Hetzner wonders how many of BMW Group's 12 upcoming battery-electric vehicles will "wear the BMW badge." Irlinger isn't completely forthcoming, but says that of the five announced thus far, four are Bimmers and one is a Mini. The automaker has yet to announce the other seven models. He explains that BMW will work to meet the needs and wants of consumers with each of its new releases.
Irlinger says that BMW needs to provide electric cars in all segments in order to appeal to buyers. As the company plans its electrification efforts and readies the architecture, it's also securing rights to the names for these upcoming vehicles. Interestingly, however, he says that BMW has announced the five EVs, and doesn't have to make decisions about what happens after 2025. Hmm ... does this mean that there will now only be five by 2025 and the remainder won't come until after? It's not made very clear in the interview.
We all know that the i3 hasn't gained the success that some may have anticipated. Hetzner asks if there is a potential replacement in the works:
Hetzner: The i3 has struggled to live up to expectations. Will there be a replacement for the i3, or will it be repositioned as an i1 without the expensive, carbon fiber bodyshell?
Irlinger: I will let you speculate on that. What I can say, though, is that we had a learning process. We started with a range of 130 km to 160 km in everyday conditions . We thought that was enough since we positioned the car for urban mobility. But the customer had a mindset that more range would be better, so we decided it was necessary to bring a second battery update relatively quickly.
Based on the history of the i3, BMW has only provided two battery updates in five years. Irlinger reiterates that customers are looking for more range. However, in regards to battery updates, he says that if a vehicle like the iNext comes to market with enough range to suit customers' needs, there may not be reason to provide an update. However, if buyers still want more, then BMW will bring it to market.
Irlinger went on to say that significantly fewer buyers in Europe are opting for the i3 with the range extender, due to the larger battery. For this reason, BMW will be phasing out the REx option in certain areas. In contrast, it will still offer it in the U.S. and other markets where consumers continue to buy it due to a lack of charging infrastructure.

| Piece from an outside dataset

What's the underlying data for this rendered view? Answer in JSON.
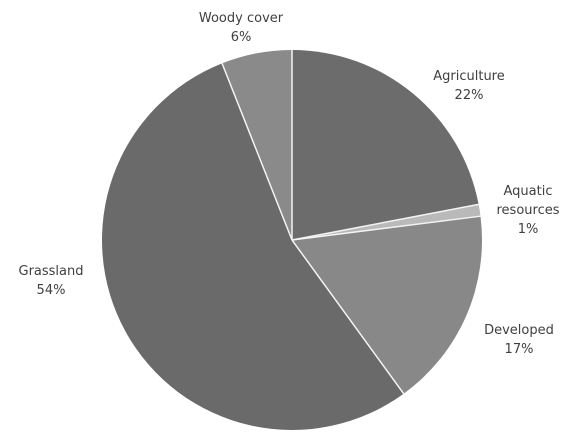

Finally, Hetzner inquires about how BMW will remain a leader in the electric car segment with the emergence of more competition from Audi, Jaguar, and Mercedes. Irlinger assures that he has no concerns for the coming year, but BMW could fall behind temporarily after that. He explains:
For 2019 I am not worried. Our competitors would have to build 40,000 next year, and I would be surprised if they did that, given the high price tags on those vehicles. It may be the case that the competitors overtake us the following year when they are at full production, but then we are coming with iX3 in 2020 as well as both the iNext and the i4 the year after that.